2. | Section 4.1(c). Section 4.1(c) in the LLC Agreement is replaced in its entirety with the following: |
"(c) Distribution Forbearance. Notwithstanding the foregoing, during the Distribution Forbearance Period, distributions to the Class B Members shall be limited as follows:
(i) the Class B Members will not, under any circumstances, be entitled to receive any distributions with respect to the third and fourth Quarter of 2014 (i.e., distributions declared on or prior to March 31, 2015); and
(ii) thereafter, when any distribution is made to the Class A Members and Class B1 Members with respect to a specific Quarter, the Class B Members will be entitled to receive, on a per Unit basis, an amount equal to the product of:
(A) the per Unit amount of the distribution to the Class A Members and Class B1 Members, multiplied by
(B) the Completed CAFD Contribution Amount, divided by the CAFD Forbearance Threshold.

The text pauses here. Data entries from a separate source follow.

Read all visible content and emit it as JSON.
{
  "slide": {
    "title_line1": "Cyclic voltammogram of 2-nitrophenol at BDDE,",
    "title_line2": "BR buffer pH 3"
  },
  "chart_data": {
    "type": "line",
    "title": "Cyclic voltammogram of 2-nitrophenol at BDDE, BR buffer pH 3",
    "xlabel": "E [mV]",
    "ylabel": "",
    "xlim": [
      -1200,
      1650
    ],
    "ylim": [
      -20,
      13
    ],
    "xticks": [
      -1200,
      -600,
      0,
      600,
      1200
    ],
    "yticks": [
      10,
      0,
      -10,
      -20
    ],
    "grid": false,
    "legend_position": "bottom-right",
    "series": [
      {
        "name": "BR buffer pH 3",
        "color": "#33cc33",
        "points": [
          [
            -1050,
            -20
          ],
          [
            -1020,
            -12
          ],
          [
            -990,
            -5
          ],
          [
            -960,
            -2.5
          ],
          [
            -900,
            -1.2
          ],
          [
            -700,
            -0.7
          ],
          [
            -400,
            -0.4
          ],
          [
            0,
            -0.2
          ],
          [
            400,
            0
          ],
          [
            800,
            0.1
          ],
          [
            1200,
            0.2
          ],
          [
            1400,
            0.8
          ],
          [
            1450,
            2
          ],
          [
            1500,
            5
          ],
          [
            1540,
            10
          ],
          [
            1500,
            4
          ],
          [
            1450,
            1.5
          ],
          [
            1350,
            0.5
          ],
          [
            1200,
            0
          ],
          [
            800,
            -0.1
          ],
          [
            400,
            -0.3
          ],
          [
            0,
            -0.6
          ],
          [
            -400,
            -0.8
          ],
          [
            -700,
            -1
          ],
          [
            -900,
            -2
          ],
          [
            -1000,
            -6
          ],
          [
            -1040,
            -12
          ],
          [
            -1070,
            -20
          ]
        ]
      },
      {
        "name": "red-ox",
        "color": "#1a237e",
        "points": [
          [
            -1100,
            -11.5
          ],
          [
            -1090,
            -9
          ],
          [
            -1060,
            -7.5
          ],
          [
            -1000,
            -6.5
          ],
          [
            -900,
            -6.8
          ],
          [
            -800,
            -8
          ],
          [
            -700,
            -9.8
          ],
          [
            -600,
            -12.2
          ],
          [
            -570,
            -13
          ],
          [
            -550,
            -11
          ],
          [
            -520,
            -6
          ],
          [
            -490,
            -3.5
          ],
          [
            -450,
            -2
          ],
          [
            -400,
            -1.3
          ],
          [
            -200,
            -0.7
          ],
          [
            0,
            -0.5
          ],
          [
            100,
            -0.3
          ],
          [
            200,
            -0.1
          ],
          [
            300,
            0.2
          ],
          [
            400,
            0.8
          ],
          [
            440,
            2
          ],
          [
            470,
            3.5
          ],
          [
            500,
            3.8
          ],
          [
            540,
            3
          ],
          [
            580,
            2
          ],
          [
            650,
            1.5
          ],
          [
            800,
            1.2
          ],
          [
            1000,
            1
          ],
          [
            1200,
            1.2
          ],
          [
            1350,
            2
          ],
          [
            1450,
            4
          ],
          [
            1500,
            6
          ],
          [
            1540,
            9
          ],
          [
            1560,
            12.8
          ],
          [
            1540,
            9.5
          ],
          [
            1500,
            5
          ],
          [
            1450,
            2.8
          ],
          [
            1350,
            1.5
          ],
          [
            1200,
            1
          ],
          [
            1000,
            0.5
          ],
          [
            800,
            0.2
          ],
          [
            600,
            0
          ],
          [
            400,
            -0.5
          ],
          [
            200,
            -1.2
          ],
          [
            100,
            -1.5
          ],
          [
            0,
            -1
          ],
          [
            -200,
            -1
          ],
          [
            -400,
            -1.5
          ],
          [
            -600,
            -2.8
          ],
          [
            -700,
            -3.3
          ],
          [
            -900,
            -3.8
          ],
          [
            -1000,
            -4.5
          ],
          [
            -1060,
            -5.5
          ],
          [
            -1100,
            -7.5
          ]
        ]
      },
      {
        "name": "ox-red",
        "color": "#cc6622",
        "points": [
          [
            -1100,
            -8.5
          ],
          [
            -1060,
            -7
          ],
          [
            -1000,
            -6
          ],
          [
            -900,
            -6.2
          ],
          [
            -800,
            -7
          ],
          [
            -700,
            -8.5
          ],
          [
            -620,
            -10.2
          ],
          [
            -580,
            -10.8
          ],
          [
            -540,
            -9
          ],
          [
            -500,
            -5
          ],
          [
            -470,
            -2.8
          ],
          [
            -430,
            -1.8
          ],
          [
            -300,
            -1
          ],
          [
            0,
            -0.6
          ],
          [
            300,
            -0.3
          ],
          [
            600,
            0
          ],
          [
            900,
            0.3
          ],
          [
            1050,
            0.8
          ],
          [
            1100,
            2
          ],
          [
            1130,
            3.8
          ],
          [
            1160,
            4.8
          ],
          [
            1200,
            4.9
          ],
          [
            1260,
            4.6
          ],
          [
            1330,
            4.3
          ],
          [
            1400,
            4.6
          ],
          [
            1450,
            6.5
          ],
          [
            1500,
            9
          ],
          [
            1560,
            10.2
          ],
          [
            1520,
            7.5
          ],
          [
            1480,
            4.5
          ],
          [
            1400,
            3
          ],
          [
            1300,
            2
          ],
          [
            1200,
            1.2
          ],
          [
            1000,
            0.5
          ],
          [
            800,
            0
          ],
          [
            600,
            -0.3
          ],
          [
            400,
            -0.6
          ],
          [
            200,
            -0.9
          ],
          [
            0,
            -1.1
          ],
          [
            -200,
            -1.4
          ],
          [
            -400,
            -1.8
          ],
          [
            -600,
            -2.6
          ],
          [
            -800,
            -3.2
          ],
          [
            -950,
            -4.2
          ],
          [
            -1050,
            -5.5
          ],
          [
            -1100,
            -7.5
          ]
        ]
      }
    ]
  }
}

Any distributions forgone by the Class B Members pursuant to this Section 4.1(c) will not be distributed to the other Members and will not constitute an arrearage on the Class B Units. After the date on which the Distribution Forbearance Period ends, distributions will be made to the Class B Members in accordance with Section 4.1(a) and Section 4.1(b) above."
3. | Benefit of Agreement. This Amendment is solely for the benefit of the Members, and no other Person shall have any rights under, or because of the existence of, this Amendment. |
4. | Governing Law. This Amendment shall be governed by and construed in accordance with the laws of the State of Delaware without regard to conflict of laws principles. |
5. | Captions. The headings of the several sections and subsections of this Amendment are inserted for convenience only and shall not in any way affect the meaning or construction of any provision of this Amendment. |
6. | Reference to the LLC Agreement. Any and all notices, requests, certificates and other documents or instruments executed and delivered concurrently with or after the execution and delivery of this Amendment may refer to the LLC Agreement without making specific reference to this Amendment, but all such references shall be deemed to include this Amendment, unless the context shall otherwise require. |
7. | Effectiveness of the LLC Agreement. Except as expressly provided herein, nothing in this Amendment shall be deemed to waive or modify any of the provisions of the LLC Agreement. In the event of any conflict between the LLC Agreement and this Amendment, this Amendment shall prevail. |
8. | Counterparts. This Amendment may be executed in counterparts, each of which shall be deemed to be an original, but all of which shall together constitute one and the same instrument. Any counterpart may be delivered by facsimile transmission or by electronic communication in portable document format (.pdf). |
IN WITNESS WHEREOF, the Managing Member has executed this Amendment, effective as of the date first written above.